For some reason, my program suddenly throws a NegativeArraySizeException
after running for a while. The code that throws it is behind a command, which I've entered before the exception is thrown.
The code I'm using is mostly for debug purposes, and is the following:
final HashMap<String, Integer> busy = new HashMap<>();
//this map gets filled and emptied in threads
System.out.println("Busy tables: " + Arrays.toString(this.busy.keySet().toArray()));
System.out.println("Time busy: " + Arrays.toString(this.busy.values().toArray()));
//map gets read (from the input handler thread)
The exception is thrown on the first System.out.println()
line, but I can imagine it being thrown on the other one too if it'd continued running.
Could it be some sort of Threading issue or could the cause be somewhere else?
Google gave me (for the first time in ages) no usable results. How can a Set have a negative size anyway?
Edit: The exception:
Exception in thread "Thread-1" java.lang.NegativeArraySizeException
at java.util.AbstractCollection.toArray(Unknown Source)
at nl.lolmewn.statsglobal.Main.handleInput(Main.java:61)
at nl.lolmewn.statsglobal.Main.access$000(Main.java:20)
at nl.lolmewn.statsglobal.Main$1.run(Main.java:200)

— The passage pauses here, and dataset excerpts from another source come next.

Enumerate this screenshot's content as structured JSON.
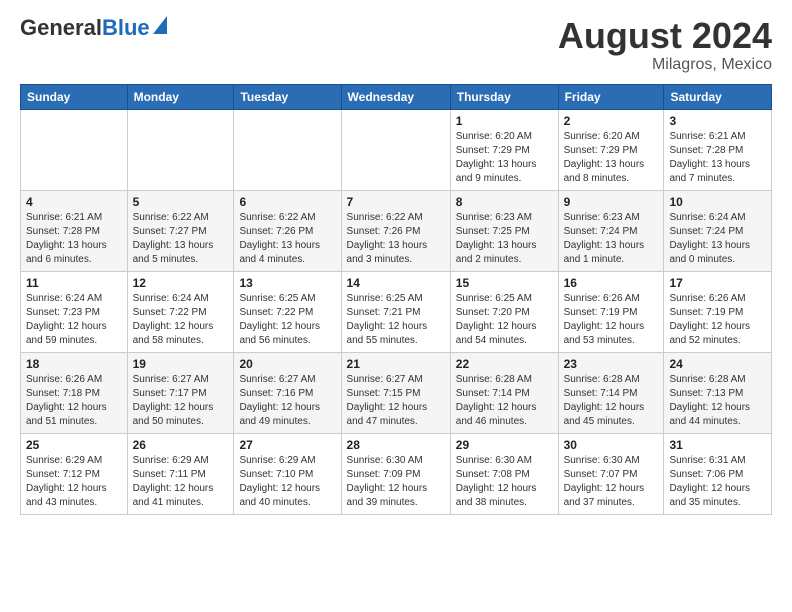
{
  "header": {
    "logo_general": "General",
    "logo_blue": "Blue",
    "month_title": "August 2024",
    "location": "Milagros, Mexico"
  },
  "days_of_week": [
    "Sunday",
    "Monday",
    "Tuesday",
    "Wednesday",
    "Thursday",
    "Friday",
    "Saturday"
  ],
  "weeks": [
    [
      {
        "day": "",
        "info": ""
      },
      {
        "day": "",
        "info": ""
      },
      {
        "day": "",
        "info": ""
      },
      {
        "day": "",
        "info": ""
      },
      {
        "day": "1",
        "info": "Sunrise: 6:20 AM\nSunset: 7:29 PM\nDaylight: 13 hours\nand 9 minutes."
      },
      {
        "day": "2",
        "info": "Sunrise: 6:20 AM\nSunset: 7:29 PM\nDaylight: 13 hours\nand 8 minutes."
      },
      {
        "day": "3",
        "info": "Sunrise: 6:21 AM\nSunset: 7:28 PM\nDaylight: 13 hours\nand 7 minutes."
      }
    ],
    [
      {
        "day": "4",
        "info": "Sunrise: 6:21 AM\nSunset: 7:28 PM\nDaylight: 13 hours\nand 6 minutes."
      },
      {
        "day": "5",
        "info": "Sunrise: 6:22 AM\nSunset: 7:27 PM\nDaylight: 13 hours\nand 5 minutes."
      },
      {
        "day": "6",
        "info": "Sunrise: 6:22 AM\nSunset: 7:26 PM\nDaylight: 13 hours\nand 4 minutes."
      },
      {
        "day": "7",
        "info": "Sunrise: 6:22 AM\nSunset: 7:26 PM\nDaylight: 13 hours\nand 3 minutes."
      },
      {
        "day": "8",
        "info": "Sunrise: 6:23 AM\nSunset: 7:25 PM\nDaylight: 13 hours\nand 2 minutes."
      },
      {
        "day": "9",
        "info": "Sunrise: 6:23 AM\nSunset: 7:24 PM\nDaylight: 13 hours\nand 1 minute."
      },
      {
        "day": "10",
        "info": "Sunrise: 6:24 AM\nSunset: 7:24 PM\nDaylight: 13 hours\nand 0 minutes."
      }
    ],
    [
      {
        "day": "11",
        "info": "Sunrise: 6:24 AM\nSunset: 7:23 PM\nDaylight: 12 hours\nand 59 minutes."
      },
      {
        "day": "12",
        "info": "Sunrise: 6:24 AM\nSunset: 7:22 PM\nDaylight: 12 hours\nand 58 minutes."
      },
      {
        "day": "13",
        "info": "Sunrise: 6:25 AM\nSunset: 7:22 PM\nDaylight: 12 hours\nand 56 minutes."
      },
      {
        "day": "14",
        "info": "Sunrise: 6:25 AM\nSunset: 7:21 PM\nDaylight: 12 hours\nand 55 minutes."
      },
      {
        "day": "15",
        "info": "Sunrise: 6:25 AM\nSunset: 7:20 PM\nDaylight: 12 hours\nand 54 minutes."
      },
      {
        "day": "16",
        "info": "Sunrise: 6:26 AM\nSunset: 7:19 PM\nDaylight: 12 hours\nand 53 minutes."
      },
      {
        "day": "17",
        "info": "Sunrise: 6:26 AM\nSunset: 7:19 PM\nDaylight: 12 hours\nand 52 minutes."
      }
    ],
    [
      {
        "day": "18",
        "info": "Sunrise: 6:26 AM\nSunset: 7:18 PM\nDaylight: 12 hours\nand 51 minutes."
      },
      {
        "day": "19",
        "info": "Sunrise: 6:27 AM\nSunset: 7:17 PM\nDaylight: 12 hours\nand 50 minutes."
      },
      {
        "day": "20",
        "info": "Sunrise: 6:27 AM\nSunset: 7:16 PM\nDaylight: 12 hours\nand 49 minutes."
      },
      {
        "day": "21",
        "info": "Sunrise: 6:27 AM\nSunset: 7:15 PM\nDaylight: 12 hours\nand 47 minutes."
      },
      {
        "day": "22",
        "info": "Sunrise: 6:28 AM\nSunset: 7:14 PM\nDaylight: 12 hours\nand 46 minutes."
      },
      {
        "day": "23",
        "info": "Sunrise: 6:28 AM\nSunset: 7:14 PM\nDaylight: 12 hours\nand 45 minutes."
      },
      {
        "day": "24",
        "info": "Sunrise: 6:28 AM\nSunset: 7:13 PM\nDaylight: 12 hours\nand 44 minutes."
      }
    ],
    [
      {
        "day": "25",
        "info": "Sunrise: 6:29 AM\nSunset: 7:12 PM\nDaylight: 12 hours\nand 43 minutes."
      },
      {
        "day": "26",
        "info": "Sunrise: 6:29 AM\nSunset: 7:11 PM\nDaylight: 12 hours\nand 41 minutes."
      },
      {
        "day": "27",
        "info": "Sunrise: 6:29 AM\nSunset: 7:10 PM\nDaylight: 12 hours\nand 40 minutes."
      },
      {
        "day": "28",
        "info": "Sunrise: 6:30 AM\nSunset: 7:09 PM\nDaylight: 12 hours\nand 39 minutes."
      },
      {
        "day": "29",
        "info": "Sunrise: 6:30 AM\nSunset: 7:08 PM\nDaylight: 12 hours\nand 38 minutes."
      },
      {
        "day": "30",
        "info": "Sunrise: 6:30 AM\nSunset: 7:07 PM\nDaylight: 12 hours\nand 37 minutes."
      },
      {
        "day": "31",
        "info": "Sunrise: 6:31 AM\nSunset: 7:06 PM\nDaylight: 12 hours\nand 35 minutes."
      }
    ]
  ]
}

at java.lang.Thread.run(Unknown Source)
Without more information about your code, I would consider unprotected multi-threaded accesses to the HashMap
object to be the prime suspect. HashMap
, contrary to Hashtable
, is not synchronized and needs explicit locks to work in a multi-threaded environment, either directly or through the sets returned via keySet()
or entrySet()
.
Failing to do that can create a lot of interesting side-effects due to the HashMap
being in a inconsistent internal state. I would suggest using a debugger to break on that exception and have a better look at what is going on.